How the New Windows 10 Productivity Apps Hang Together
The whole Windows “productivity” app situation — Mail, Calendar, and People — has gone through enormous change since the days of Windows 7. In the, ahem, good old days, Mail, Calendar, and People were basically just one app — very similar to the current situation in Office, where Outlook covers all the bases.
That single app, confusingly, was called Windows Live Mail, even though it handled mail and contacts and calendar. It worked reasonably well, but it was old and clunky, and didn’t have many features.
In Windows 8, Microsoft turned out three separate Metro tiled apps: Mail, Calendar, and People.
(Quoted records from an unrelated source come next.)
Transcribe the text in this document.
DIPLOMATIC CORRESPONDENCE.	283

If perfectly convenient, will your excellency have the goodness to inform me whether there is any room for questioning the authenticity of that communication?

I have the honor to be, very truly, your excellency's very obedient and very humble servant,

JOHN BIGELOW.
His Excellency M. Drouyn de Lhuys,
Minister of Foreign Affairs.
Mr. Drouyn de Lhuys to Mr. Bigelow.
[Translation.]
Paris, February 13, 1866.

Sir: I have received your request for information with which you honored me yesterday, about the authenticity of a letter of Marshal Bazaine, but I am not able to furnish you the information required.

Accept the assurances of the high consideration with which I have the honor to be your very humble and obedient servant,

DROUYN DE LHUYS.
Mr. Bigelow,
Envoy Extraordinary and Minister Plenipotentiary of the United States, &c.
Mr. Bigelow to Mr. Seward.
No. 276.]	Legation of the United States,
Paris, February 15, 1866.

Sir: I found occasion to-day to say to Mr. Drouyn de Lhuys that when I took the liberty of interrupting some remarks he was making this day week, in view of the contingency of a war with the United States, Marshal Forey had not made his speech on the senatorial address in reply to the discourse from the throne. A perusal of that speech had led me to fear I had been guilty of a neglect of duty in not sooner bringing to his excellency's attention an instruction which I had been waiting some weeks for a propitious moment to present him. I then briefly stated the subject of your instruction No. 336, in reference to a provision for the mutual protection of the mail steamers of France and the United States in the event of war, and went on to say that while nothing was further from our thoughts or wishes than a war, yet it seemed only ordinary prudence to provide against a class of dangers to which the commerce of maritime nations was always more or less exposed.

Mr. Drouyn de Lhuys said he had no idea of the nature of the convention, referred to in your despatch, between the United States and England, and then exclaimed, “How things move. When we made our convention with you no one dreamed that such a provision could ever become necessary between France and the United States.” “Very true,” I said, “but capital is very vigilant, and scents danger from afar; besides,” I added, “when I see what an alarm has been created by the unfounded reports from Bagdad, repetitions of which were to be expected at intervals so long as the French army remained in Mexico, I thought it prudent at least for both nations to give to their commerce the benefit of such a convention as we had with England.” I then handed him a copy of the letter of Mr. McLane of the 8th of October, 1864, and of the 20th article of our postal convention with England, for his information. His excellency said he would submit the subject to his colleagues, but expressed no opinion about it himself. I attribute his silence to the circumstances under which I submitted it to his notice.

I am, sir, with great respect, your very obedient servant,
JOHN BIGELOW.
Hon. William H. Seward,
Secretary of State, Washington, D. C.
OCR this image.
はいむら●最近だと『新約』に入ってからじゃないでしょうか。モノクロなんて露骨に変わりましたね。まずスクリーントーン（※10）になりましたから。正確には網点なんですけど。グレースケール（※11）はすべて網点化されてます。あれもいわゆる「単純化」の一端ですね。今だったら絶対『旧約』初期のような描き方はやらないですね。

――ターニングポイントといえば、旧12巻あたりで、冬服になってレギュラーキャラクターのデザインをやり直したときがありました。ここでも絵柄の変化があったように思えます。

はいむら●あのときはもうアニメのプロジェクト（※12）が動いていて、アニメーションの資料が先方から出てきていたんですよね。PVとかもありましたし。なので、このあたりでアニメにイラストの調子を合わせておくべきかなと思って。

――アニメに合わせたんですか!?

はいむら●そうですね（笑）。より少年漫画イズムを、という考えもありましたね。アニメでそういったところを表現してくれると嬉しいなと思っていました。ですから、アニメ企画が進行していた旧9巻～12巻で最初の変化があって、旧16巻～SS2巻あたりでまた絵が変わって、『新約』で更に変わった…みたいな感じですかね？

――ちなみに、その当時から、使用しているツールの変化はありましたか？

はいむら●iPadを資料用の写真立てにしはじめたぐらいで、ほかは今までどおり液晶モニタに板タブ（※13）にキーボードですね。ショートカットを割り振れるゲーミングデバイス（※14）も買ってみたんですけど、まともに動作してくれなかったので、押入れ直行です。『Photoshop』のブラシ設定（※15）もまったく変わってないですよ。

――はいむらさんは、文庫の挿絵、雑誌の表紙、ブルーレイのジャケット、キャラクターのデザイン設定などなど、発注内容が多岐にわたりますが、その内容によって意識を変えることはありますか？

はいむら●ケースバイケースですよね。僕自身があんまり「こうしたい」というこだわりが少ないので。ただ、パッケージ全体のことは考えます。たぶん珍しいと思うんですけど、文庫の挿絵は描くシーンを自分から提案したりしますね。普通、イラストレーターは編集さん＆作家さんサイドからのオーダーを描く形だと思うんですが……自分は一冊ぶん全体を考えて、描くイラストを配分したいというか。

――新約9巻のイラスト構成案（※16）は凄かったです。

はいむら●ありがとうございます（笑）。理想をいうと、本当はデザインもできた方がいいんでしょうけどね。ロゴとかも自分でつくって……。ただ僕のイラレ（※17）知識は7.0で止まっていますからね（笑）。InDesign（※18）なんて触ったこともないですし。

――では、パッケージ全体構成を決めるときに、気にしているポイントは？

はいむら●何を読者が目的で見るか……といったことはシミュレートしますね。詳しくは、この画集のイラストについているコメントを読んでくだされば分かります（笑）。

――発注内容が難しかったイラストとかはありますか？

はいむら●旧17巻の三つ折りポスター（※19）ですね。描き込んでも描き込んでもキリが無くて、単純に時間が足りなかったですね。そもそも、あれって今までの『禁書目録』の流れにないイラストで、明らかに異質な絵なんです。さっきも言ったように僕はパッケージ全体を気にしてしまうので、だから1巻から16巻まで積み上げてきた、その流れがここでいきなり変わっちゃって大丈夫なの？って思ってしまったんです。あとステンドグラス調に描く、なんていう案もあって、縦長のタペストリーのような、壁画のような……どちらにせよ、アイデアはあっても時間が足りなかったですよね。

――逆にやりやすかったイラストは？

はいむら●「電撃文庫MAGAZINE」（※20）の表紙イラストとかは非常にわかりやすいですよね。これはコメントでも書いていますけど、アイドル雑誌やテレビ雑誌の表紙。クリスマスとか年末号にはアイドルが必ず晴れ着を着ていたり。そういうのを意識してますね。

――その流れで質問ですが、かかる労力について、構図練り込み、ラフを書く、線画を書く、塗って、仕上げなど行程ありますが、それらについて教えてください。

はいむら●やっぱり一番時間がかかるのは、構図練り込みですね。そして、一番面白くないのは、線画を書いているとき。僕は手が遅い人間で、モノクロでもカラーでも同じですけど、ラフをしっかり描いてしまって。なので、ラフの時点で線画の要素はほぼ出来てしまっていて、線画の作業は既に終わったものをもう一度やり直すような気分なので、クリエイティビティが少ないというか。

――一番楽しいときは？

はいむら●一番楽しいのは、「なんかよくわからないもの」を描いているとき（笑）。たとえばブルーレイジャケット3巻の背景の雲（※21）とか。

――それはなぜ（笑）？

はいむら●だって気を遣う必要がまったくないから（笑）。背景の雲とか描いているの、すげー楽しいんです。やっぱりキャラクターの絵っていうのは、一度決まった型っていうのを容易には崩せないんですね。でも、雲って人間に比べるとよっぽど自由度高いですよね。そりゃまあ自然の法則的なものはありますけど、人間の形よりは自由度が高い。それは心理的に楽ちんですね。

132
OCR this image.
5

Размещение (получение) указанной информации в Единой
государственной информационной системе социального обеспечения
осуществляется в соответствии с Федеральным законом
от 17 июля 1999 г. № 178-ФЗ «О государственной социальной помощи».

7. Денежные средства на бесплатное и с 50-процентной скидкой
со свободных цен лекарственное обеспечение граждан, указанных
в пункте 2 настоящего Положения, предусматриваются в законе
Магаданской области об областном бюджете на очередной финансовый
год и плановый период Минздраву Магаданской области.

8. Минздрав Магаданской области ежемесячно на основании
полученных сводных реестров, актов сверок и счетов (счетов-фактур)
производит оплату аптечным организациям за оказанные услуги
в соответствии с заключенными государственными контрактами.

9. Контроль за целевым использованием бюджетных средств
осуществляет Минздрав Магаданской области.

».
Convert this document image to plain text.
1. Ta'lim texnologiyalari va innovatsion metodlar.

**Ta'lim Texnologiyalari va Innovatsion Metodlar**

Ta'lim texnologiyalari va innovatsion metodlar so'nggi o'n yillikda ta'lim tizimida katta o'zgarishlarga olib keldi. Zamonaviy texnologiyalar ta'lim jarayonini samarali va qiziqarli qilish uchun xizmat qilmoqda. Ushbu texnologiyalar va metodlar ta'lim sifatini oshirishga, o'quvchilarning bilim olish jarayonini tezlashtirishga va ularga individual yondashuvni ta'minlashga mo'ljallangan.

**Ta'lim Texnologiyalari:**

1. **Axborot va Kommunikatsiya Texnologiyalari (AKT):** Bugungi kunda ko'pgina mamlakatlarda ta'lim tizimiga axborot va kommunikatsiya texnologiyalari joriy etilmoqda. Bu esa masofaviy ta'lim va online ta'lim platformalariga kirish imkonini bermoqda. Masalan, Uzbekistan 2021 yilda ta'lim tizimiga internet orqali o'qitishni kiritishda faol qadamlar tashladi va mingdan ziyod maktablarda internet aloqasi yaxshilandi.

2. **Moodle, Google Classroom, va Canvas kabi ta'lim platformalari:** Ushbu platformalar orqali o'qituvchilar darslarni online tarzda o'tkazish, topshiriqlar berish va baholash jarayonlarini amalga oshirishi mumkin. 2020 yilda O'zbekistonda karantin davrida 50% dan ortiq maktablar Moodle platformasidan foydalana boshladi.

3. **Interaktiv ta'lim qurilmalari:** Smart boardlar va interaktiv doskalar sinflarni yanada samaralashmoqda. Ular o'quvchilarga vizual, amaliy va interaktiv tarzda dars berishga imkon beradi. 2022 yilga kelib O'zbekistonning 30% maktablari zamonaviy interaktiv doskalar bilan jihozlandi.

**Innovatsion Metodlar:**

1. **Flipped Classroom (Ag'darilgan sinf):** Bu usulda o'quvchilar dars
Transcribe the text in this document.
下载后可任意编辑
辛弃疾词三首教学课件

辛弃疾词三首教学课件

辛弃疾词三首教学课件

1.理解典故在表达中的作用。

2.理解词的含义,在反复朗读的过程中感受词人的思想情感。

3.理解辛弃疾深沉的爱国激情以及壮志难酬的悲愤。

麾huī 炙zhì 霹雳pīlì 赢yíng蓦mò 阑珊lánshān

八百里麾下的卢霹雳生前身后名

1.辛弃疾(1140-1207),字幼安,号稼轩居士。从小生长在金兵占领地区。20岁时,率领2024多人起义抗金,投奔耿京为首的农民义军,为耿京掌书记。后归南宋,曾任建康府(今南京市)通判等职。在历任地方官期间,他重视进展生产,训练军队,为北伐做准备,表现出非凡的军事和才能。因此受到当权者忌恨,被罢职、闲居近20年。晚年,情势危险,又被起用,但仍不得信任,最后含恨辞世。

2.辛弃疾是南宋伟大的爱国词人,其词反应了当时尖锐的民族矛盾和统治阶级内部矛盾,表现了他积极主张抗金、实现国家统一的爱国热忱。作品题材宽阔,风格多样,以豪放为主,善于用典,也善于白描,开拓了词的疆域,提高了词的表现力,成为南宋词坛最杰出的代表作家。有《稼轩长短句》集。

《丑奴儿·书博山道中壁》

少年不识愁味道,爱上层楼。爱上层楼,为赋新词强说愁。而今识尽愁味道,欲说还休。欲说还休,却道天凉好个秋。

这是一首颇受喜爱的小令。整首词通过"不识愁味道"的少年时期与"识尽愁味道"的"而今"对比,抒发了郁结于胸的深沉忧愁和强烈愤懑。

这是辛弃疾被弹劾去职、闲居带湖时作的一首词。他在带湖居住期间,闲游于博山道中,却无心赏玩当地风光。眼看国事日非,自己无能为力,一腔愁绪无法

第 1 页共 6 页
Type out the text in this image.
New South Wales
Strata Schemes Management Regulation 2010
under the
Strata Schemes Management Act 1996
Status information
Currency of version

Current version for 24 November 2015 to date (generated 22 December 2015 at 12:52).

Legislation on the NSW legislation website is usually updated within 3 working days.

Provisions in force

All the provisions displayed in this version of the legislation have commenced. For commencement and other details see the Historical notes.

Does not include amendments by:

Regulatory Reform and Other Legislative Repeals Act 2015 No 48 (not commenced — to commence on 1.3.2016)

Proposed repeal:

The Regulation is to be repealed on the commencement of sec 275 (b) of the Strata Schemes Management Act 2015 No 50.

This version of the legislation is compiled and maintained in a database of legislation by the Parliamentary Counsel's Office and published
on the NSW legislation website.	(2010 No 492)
In fact, all three were connected together, but they each had their own Metro tiles, and each worked more or less independently. Not to put too fine a point on it, but the Windows 8 Metro productivity apps were horrible. Microsoft promised it would make them better. They didn’t.
When Windows 8 hit, the Metro productivity apps were already second rate. By the time Windows 8.1 faded into the sunset, they were all, at best, third rate, eclipsed by Gmail and various iThings. Even Microsoft itself had run rings around the apps it shipped in Win 8.1, with Hotmail, then renamed to Outlook.com.
In Windows 10, Microsoft threw away the Windows 8 Metro apps. Nobody regrets that. What has emerged are two apps — one for Mail and Calendar, the other for People — that work the same way, more or less, on Windows 10 PCs, laptops, tablets, smaller tablets, and even Windows 10 phones.
The new Windows Universal Mail and Calendar apps are basically two apps, with two tiles, that hook into the same accounts.